What are common strategies for configuration management on EC2?
Without using a 3rd party cloud configuration service, what are common patterns/strategies or whitepapers written on the subject of configuration management with EC2? Specifically on how to configure and provision new instances at startup, code deployment strategies, etc...
Solution 1:
I've strapped together our method for bootstrapping EC2 from dozens of blogposts. Still a work in progress, but we use cloud-init for connecting the instance to our Puppet master, Puppet for configuring all packages to the role this instance will play, and Webistrano (a GUI for Capistrano) to deploy our code to the servers.
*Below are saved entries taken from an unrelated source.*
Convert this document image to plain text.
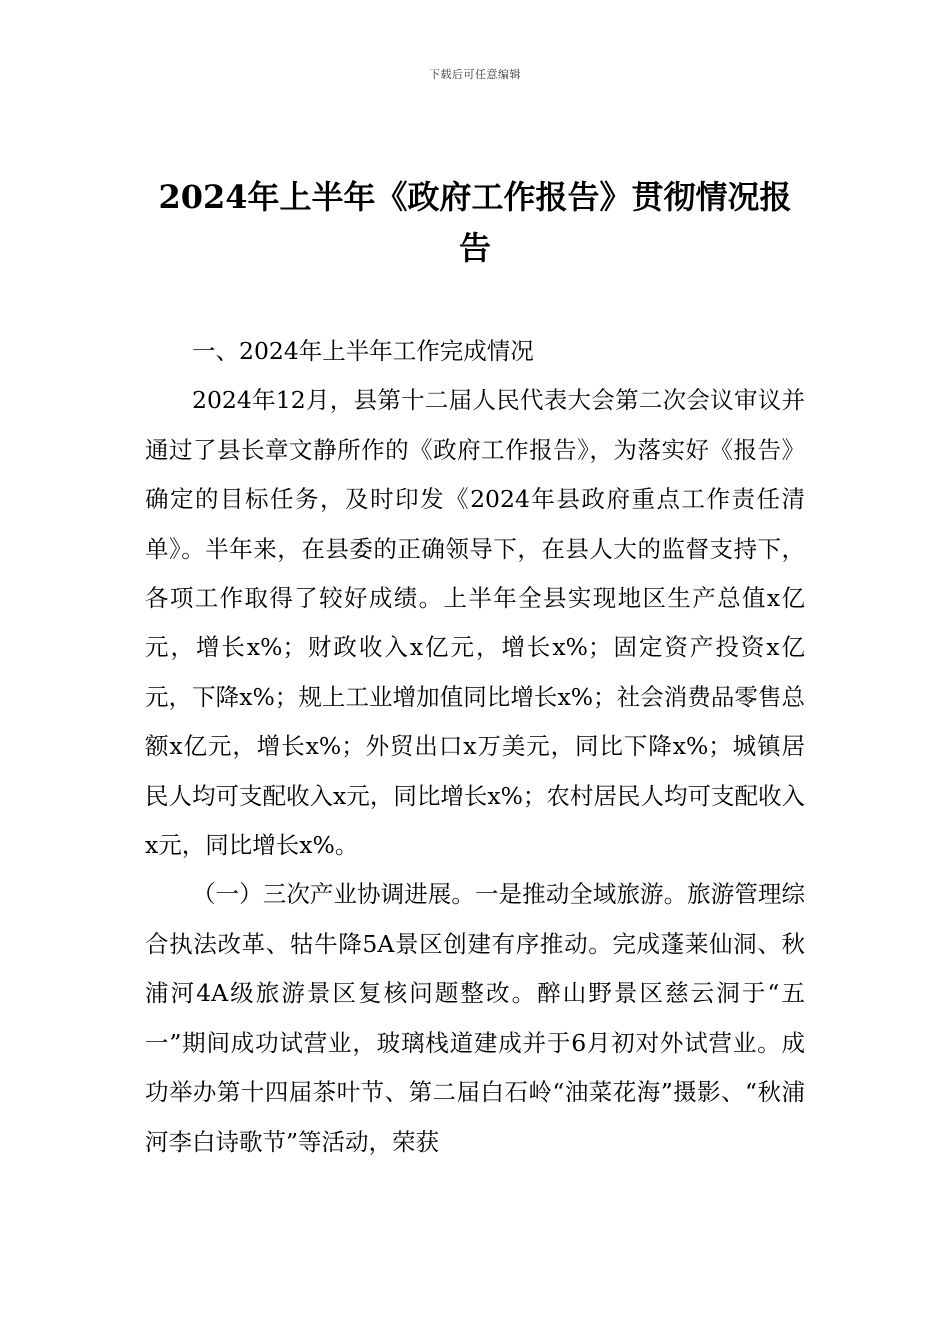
下载后可任意编辑
2024年上半年《政府工作报告》贯彻情况报告

一、2024年上半年工作完成情况

2024年12月，县第十二届人民代表大会第二次会议审议并通过了县长章文静所作的《政府工作报告》，为落实好《报告》确定的目标任务，及时印发《2024年县政府重点工作责任清单》。半年来，在县委的正确领导下，在县人大的监督支持下，各项工作取得了较好成绩。上半年全县实现地区生产总值x亿元，增长x%；财政收入x亿元，增长x%；固定资产投资x亿元，下降x%；规上工业增加值同比增长x%；社会消费品零售总额x亿元，增长x%；外贸出口x万美元，同比下降x%；城镇居民人均可支配收入x元，同比增长x%；农村居民人均可支配收入x元，同比增长x%。

（一）三次产业协调进展。一是推动全域旅游。旅游管理综合执法改革、牯牛降5A景区创建有序推动。完成蓬莱仙洞、秋浦河4A级旅游景区复核问题整改。醉山野景区慈云洞于“五一”期间成功试营业，玻璃栈道建成并于6月初对外试营业。成功举办第十四届茶叶节、第二届白石岭“油菜花海”摄影、“秋浦河李白诗歌节”等活动，荣获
If you build your own machine images you can pretty much build whatever system you desire, but we wanted to go with the publicly available official Ubuntu images, which don't have configuration management software installed.
So, we use cloud-init to bootstrap an instance. Cloud-init is a package that is present on Ubuntu and Amazon Linux AMI's. It allows for various kinds of data to be passed to an instance as it is created, via EC2's 'user-data' metadata-option. The data passed in via user-data is executed by cloud-init as the instance has booted and can take several forms, such as shell scripts, cloud-config yaml, etc.
This post shows an example of using cloud-init, similar to the way we do it: http://www.atlanticdynamic.com/you-should-be-using-cloud-init/
And here's our version:
#cloud-config
apt_update: true
apt_upgrade: true
packages:
- puppet
puppet:
conf:
agent:
server: "puppet.example.com"
certname: "%i.web.cluster1.eu-west-1.ec2"
As soon as the instance boots it will install Puppet and connect it to our Puppet master. As soon as you've permitted it to connect to the master (signed its certificate) the instance will automatically start configuring itself. The master will use a regex in the nodes.pp file to match the instance's certname, thereby assigning it a role. The master is then able to send a catalog to the puppet agent, which uses this to configure itself.
A few minutes after booting, the instance is ready for use. If we need to deploy any code to the node, we don't use Puppet for that but Webistrano. For the moment we manually add the node to Webistrano's config but we intend to use MCollective to do it automatically based on node metadata.
Solution 2:
Boto and Fabric are great for this. Here's an article about it at SeoMoz. My current strategy has been similar but uses Fabric to run the Amazon shell commands locally instead.
EC2 instances are also able to query metadata that was assigned to them during deployment, which in combination with a custom AMI can be very powerful.
(I'm limited on the number of links I can post; Boto is simple enough to google)